The Nebraska Supreme Court has upheld a district court’s determination that a 95 year old man should pay $3,302.60 a month in alimony; an amount greater than his monthly income. Of note is that the wife required special nursing home care, costing substantially more than the income she received from social security and various other sources. The monthly deficient from the wife’s nursing care matched the amount her former husband was order to pay as alimony.

A trial court has substantial discretion to determine the amount of alimony due in a specific situation. The court will evaluate the duration of the marriage, the history and contributions to the marriage, and the ability of the person receiving funds to be gainfully employed. Once a trial court makes a decision, it will be difficult to have it changed by an appellate court unless the award is truly egregious or in violation of a law.

In this case, the husband sought the divorce once the wife had expensive medical needs.

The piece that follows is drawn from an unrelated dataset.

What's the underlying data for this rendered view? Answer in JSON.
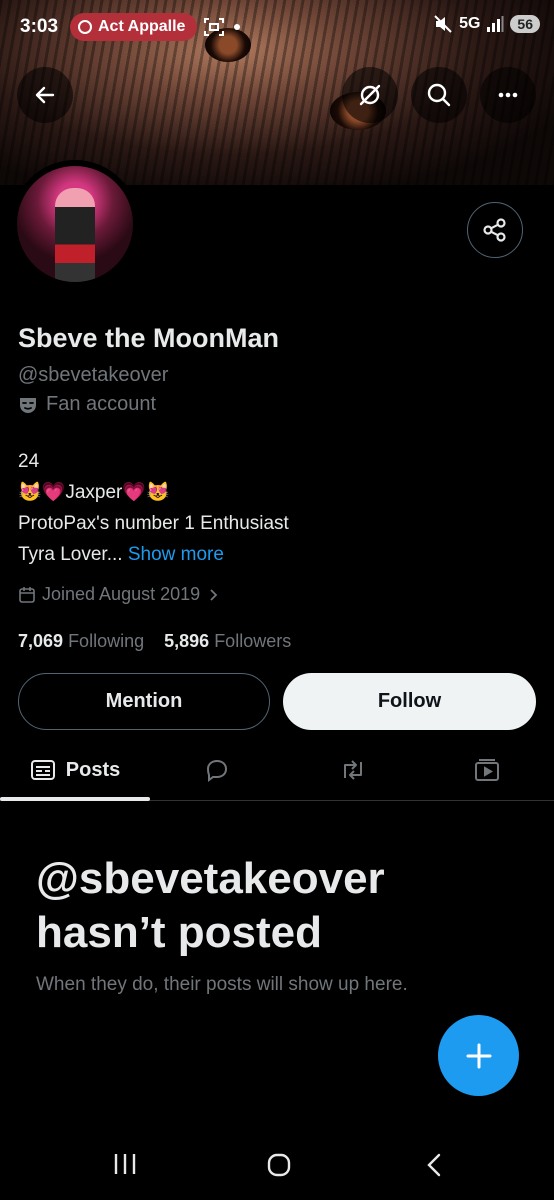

Although the alimony payment is greater than the husband’s monthly income, the court cited substantial agricultural property acquired by the husband prior to marriage which could be sold to pay the monthly alimony. This ruling suggests that in specific instances, a court will evaluate the total assets of the divorcing couple, including non-marital assets, when determining alimony payments. The Court’s decision could have substantial impact on couples divorcing due to irreconcilable differences and also those obtaining a divorce in an attempt to protect the assets of one spouse from being depleted for the care of the other.